Ohne diese Momente könnte man nicht von Leben, könnte man nicht von Menschsein sprechen, es wäre „like drinking from an empty cup“, wie Damien Rice sagen würde. Die Prunkstücke dieser Sammlung sind die Erinnerungsstücke, für die man einen hohen Preis zahlen, sich selbst überwinden musste. Ein Mädchen ansprechen, trotz der Angst abgewiesen und gedemütigt zu werden, bei einer drohenden Schlägerei stehen zu bleiben und nicht zu schlichten oder sich herauszuwinden versuchen, trotz Höhenangst aus einem Flugzeug zu springen. Die Momente, in denen man wirklich etwas zu verlieren droht, nicht etwa nichtige Dinge wie Geld oder Gesundheit, sondern Würde, Verstand und das Wichtigste, sein in den meisten Fällen überhöhtes Selbstbild. Vor einem Jahr wollte ich diese oder eine ähnliche Reise schon einmal machen, hatte aber ganz einfach gesagt nicht die Eier dazu. Alles war angenehm, mit meinen Wohngefährten verstand ich mich so gut, wie man sich mit Menschen verstehen kann, das Studium mäandrierte träge, ohne Stromschnellen dahin. Eine Phase der Ruhe, des Daheimseins, die mir, weil lange nicht gehabt, aufregend und schützenswert erschien und die, als wäre sie ein Ball im All, einmal angetrieben, ewig so hätte weiter treiben können. Je länger, je mehr reichte mir das nicht, ich trank, schlief, feierte zu lange und oft, wurde träge, beinahe unmöglich aus der Fassung oder in einen Zustand der Begeisterung zu bringen. Wenn ein hübsches Mädchen neben einem im Bett liegt und es einem wirklich von Herzen egal ist, ob jetzt was geht oder nicht, wenn einem sogar diese Anstrengung zu viel ist, merkt man, dass man etwas ändern muss. Wenn man vermeintlich alles gesehen hat, muss man Dinge sehen, die man nicht kennt. Man könnte sagen, diese Reise ist die Suche nach meiner Begeisterung, ohne die ich nichts bin als ein römischer Kaiser, der lustlos und dekadent an Trauben knabbert, während vor ihm die Schlachten toben. Ironischerweise kam eben diese Begeisterung in den Wochen vor der Reise zurück, alles und alle waren aufregend, ich sog mich voll, für die dürren kommenden Monate.

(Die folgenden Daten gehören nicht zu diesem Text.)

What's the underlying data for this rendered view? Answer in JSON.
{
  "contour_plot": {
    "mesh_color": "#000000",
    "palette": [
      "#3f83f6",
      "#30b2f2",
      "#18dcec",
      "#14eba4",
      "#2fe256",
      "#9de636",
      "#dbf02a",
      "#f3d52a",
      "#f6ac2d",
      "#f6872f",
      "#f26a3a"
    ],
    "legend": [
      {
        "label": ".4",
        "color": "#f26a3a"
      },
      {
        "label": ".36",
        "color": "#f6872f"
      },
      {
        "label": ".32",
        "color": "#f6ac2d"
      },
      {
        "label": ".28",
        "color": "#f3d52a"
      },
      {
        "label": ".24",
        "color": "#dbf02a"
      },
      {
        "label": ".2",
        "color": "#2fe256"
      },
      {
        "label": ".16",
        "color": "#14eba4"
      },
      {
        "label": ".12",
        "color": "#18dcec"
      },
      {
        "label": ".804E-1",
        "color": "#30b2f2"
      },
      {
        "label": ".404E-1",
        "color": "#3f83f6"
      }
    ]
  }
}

Tatjana schaut aus dem Fenster und murmelt „Novisibirsk“ , eine Stadt von beachtlicher Grösse, wenn man bedenkt, dass rundherum nur Wälder und Moore zu finden sind. Kilometerlange Plattenbauten, eine Wand aus Lichtern, jedes Licht ein Leben. Es scheint, als hätte unter Stalin ein Architekt die Idee für ein solches viereckiges Monster gehabt und seither niemand mehr eine neue. Vor dem Einschlafen erläutern wir die Theorie, dass körperlich kleine Präsidenten und Staatsführer oftmals nicht die Besten sind, ich erwähne Napoleon und Hitler, sie Stalin, Putin Medwedew. Ich stutze und lache nur, auf staatskritische Äusserungen will ich mich nicht einlassen. Schon ein paar Stunden zuvor, als wir an einem Bahnhof hielten, zeigte Tatjana auf die vielen Soldaten und schnaubte hörbar ironisch und mit heraufgezogenen Augenbrauen „Demokraci.“


2 Kommentare:

  1. bin heute nur bis hierhin gekommen. gute texte, vor allem der hier. bis jetzt.
    dich jetzt zu fragen, wie es dir geht, ist nicht nötig, da ja vieles niedergeschrieben wurde. trotzdem schien mir der eintrag sonst zu kurz. jetzt ist er lange genug, denke ich. viel spass noch.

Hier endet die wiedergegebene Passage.